И воткнул кулаки в его живот и отбросил его назад, к самой стенке.
А он как-то очень странно посмотрел на меня, перевел дух, подошел ко мне, приподнял меня, а затем уронил на пол. А затем еще раз приподнял и еще раз уронил. Он поднял меня еще и третий раз, но Метаксас заставил его поставить меня на ноги.
Сэм произнес дружелюбно:
— Это конечно, правда, что я черный ублюдок-ниггер, но разве была такая уж необходимость говорить об этом так громко?
— Дайте мне вина, — крикнул Метаксас. — Ну, кто там есть? Мне кажется, он слегка двинулся головой.
— Сэм, — произнес я, наконец овладев собой, — Сэм, я совсем не хотел тебя обидеть. Но абсолютно исключено, что Конрад Зауэрабенд живет здесь под именем Гераклеса Фотиса.
— А почему бы и нет?
— Потому что… потому что…
— Я видел его сам, лично видел, — сказал Сэм. — Я пил пиво в его харчевне не более, чем пять часов тому назад. Он действительно крупный и жирный, красномордый, и очень много о себе воображает. И он обзавелся здесь маленькой византийской женкой с ох, какой вертлявой задницей, лет наверное шестнадцати, от силы семнадцати, которая подает вино в харчевне, покачивая своими грудями, и держу пари, еще пускает посетителей к себе между ног в комнате наверху…
— Ладно, ладно, — произнес я замогильным голосом. — Ты выиграл. Эту его жену зовут Пульхерией.
Метаксас издал сдавленный стон.
— Я не спрашивал, как ее зовут, — сказал Сэм.
— Ей семнадцать лет, и происходит она из рода Ботаниатисов, — продолжал я, — который является одним из самых знатных в Византии, и одному только Будде известно, почему вдруг она вышла замуж за Гераклеса Фотиса Конрада Зауэрабенда. И прошлое претерпело серьезные изменения, Сэм, потому что всего лишь несколько недель тому назад по времени моего временного базиса она была женой Льва Дукаса и жила во дворце неподалеку от императорского дворца. И случилось так, что я вступил с нею в любовную связь. До того, как произошло изменение прошлого, она и Лев Дукас были моими далекими пращурами, и похоже на то, что произошло невероятное стечение обстоятельств, которого я вообще не в состоянии постичь. Вполне вероятно, что я вообще уже не существую на временном плане 2059 года, как не существует такой женщины, как Пульхерия Дукас. А теперь, если вы не возражаете, я удалюсь в тихий угол и перережу себе горло.
— Все это какой-то дурной сон, — выразил общее мнение Сэм.
56
Но, разумеется, никаким сном это не было. Все было настолько же реальным, как и любое другое событие в этой, постоянно изменчивой, вселенной.
Мы втроем выпили немалое количество вина, и Сэм сообщил мне подробности. Как он у всех по соседству расспрашивал о Зауэрабенде-Фотисе, и ему рассказывали, что человек этот появился при загадочных обстоятельствах примерно в 1099 году, что он прибыл из какой-то отдаленной местности.
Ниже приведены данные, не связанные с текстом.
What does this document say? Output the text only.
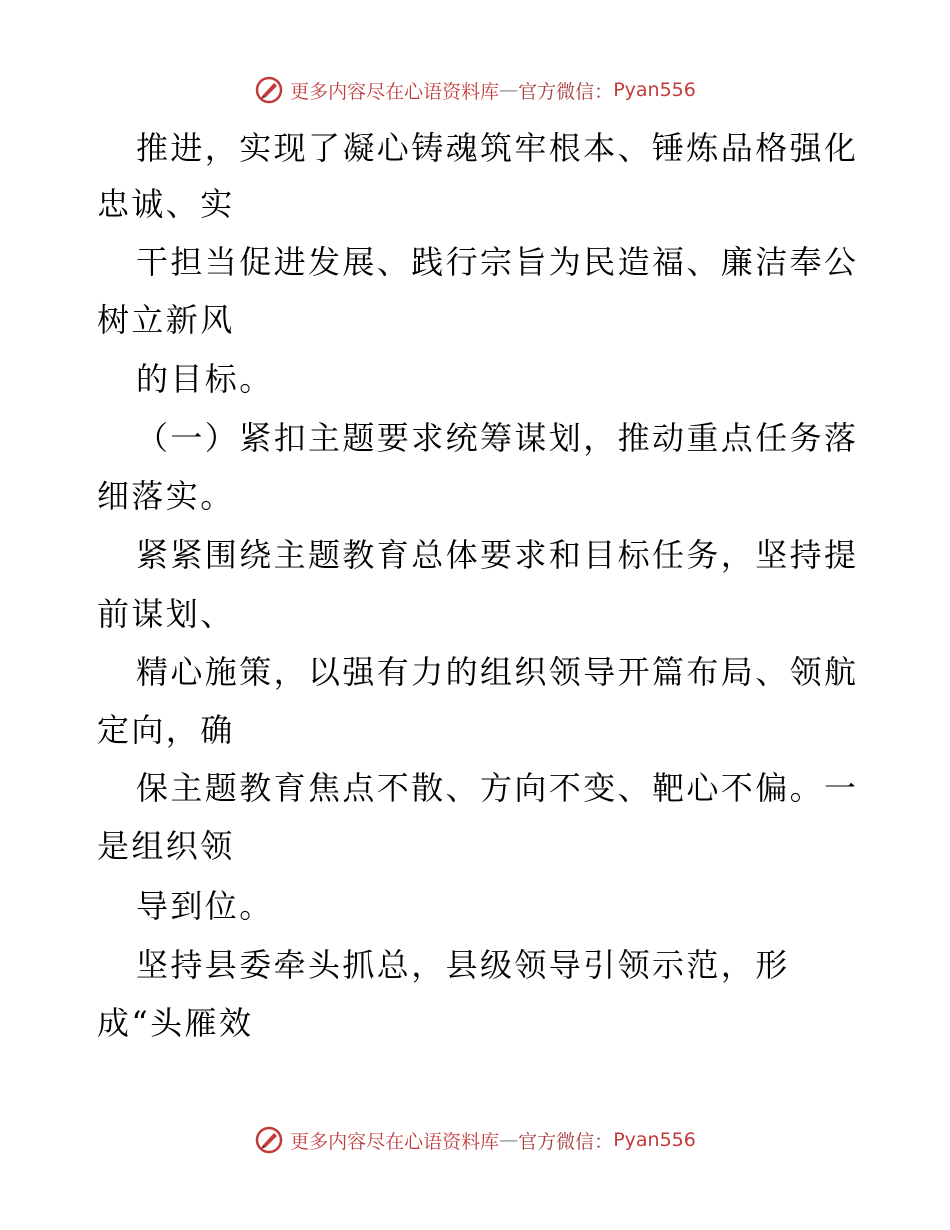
更多内容尽在心语资料库 — 官方微信： Pyan556
推进，实现了凝心铸魂筑牢根本、锤炼品格强化
忠诚、实
干担当促进发展、践行宗旨为民造福、廉洁奉公
树立新风
的目标。
（一）紧扣主题要求统筹谋划，推动重点任务落
细落实。
紧紧围绕主题教育总体要求和目标任务，坚持提
前谋划、
精心施策，以强有力的组织领导开篇布局、领航
定向，确
保主题教育焦点不散、方向不变、靶心不偏。一
是组织领
导到位。
坚持县委牵头抓总，县级领导引领示范，形
成“头雁效
更多内容尽在心语资料库 — 官方微信： Pyan556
Что завсегдатаи харчевни его недолюбливают, но приходят туда только для того, чтобы поглазеть на его красавицу-жену. Что буквально все подозревают его в какой-то незаконной деятельности.
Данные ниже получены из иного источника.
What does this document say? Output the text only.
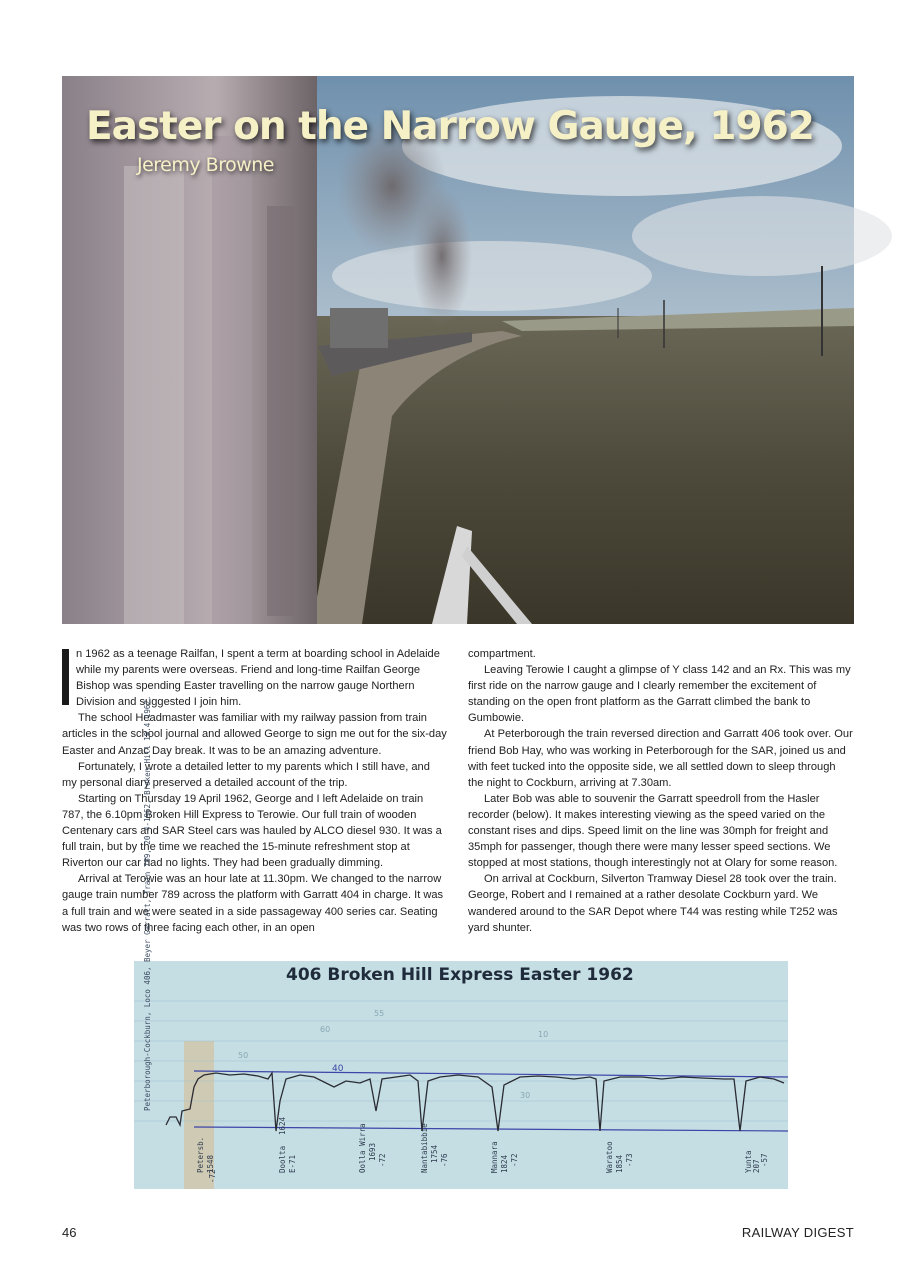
Easter on the Narrow Gauge, 1962

Jeremy Browne

n 1962 as a teenage Railfan, I spent a term at boarding school in Adelaide while my parents were overseas. Friend and long-time Railfan George Bishop was spending Easter travelling on the narrow gauge Northern Division and suggested I join him.

The school Headmaster was familiar with my railway passion from train articles in the school journal and allowed George to sign me out for the six-day Easter and Anzac Day break. It was to be an amazing adventure.

Fortunately, I wrote a detailed letter to my parents which I still have, and my personal diary preserved a detailed account of the trip.

Starting on Thursday 19 April 1962, George and I left Adelaide on train 787, the 6.10pm Broken Hill Express to Terowie. Our full train of wooden Centenary cars and SAR Steel cars was hauled by ALCO diesel 930. It was a full train, but by the time we reached the 15-minute refreshment stop at Riverton our car had no lights. They had been gradually dimming.

Arrival at Terowie was an hour late at 11.30pm. We changed to the narrow gauge train number 789 across the platform with Garratt 404 in charge. It was a full train and we were seated in a side passageway 400 series car. Seating was two rows of three facing each other, in an open

compartment.

Leaving Terowie I caught a glimpse of Y class 142 and an Rx. This was my first ride on the narrow gauge and I clearly remember the excitement of standing on the open front platform as the Garratt climbed the bank to Gumbowie.

At Peterborough the train reversed direction and Garratt 406 took over. Our friend Bob Hay, who was working in Peterborough for the SAR, joined us and with feet tucked into the opposite side, we all settled down to sleep through the night to Cockburn, arriving at 7.30am.

Later Bob was able to souvenir the Garratt speedroll from the Hasler recorder (below). It makes interesting viewing as the speed varied on the constant rises and dips. Speed limit on the line was 30mph for freight and 35mph for passenger, though there were many lesser speed sections. We stopped at most stations, though interestingly not at Olary for some reason.

On arrival at Cockburn, Silverton Tramway Diesel 28 took over the train. George, Robert and I remained at a rather desolate Cockburn yard. We wandered around to the SAR Depot where T44 was resting while T252 was yard shunter.

406 Broken Hill Express Easter 1962
Peterborough-Cockburn, Loco 406, Beyer Garratt, Train 789, 20-4-1962, Broken Hill 19.4.1962.	60
50
40
30
55
10
Petersb. 1548
-72
Doolta
1624
E-71	Oolla Wirra 1693 -72	Nantabibbie 1754 -76	Mannara 1824 -72	Waratoo 1854 -73	Yunta 207 -57
46	RAILWAY DIGEST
— Он сам извинился перед нами, — сказал Сэм, — и сказал, что переправляется на другую сторону, в район Галаты, для того, чтобы сделать кое-какие закупки. Однако Колеттис последовал за ним и обнаружил, что он вообще никакими покупками не занимался. Он вошел в какое-то здание, внешне напоминающее склад, в районе Галаты и, по-видимому, в нем и исчез. Колеттис прошел внутрь здания вслед за ним, но нигде не смог его обнаружить. Колеттис решил, что он совершил прыжок во времени. Затем Фотис снова появился, где-то примерно через полчаса, и на пароме переправился назад, в Константинополь.
— Времяпреступник, — произнес Метаксас. — Он занимается контрабандой.
— Я тоже так считаю, — сказал Сэм. — Начало двенадцатого столетия он использует в качестве базы для проведения своих операций, прикрываясь фальшивым именем Фотис, и переправляет вниз по линии в нынешнее время произведения искусства, золотые монеты или что-нибудь еще в подобном же роде.
— А откуда взялась у него эта девчонка? — спросил Метаксас.
— Этого нам еще не удалось выяснить, — пожав плечами, произнес Сэм. — Но теперь, когда мы его откопали, мы можем проследить его вверх по линии до самого момента прибытия сюда. И самим удостовериться во всем.
— Каким же образом, — простонал я, — мы сможем восстановить правильный ход событий?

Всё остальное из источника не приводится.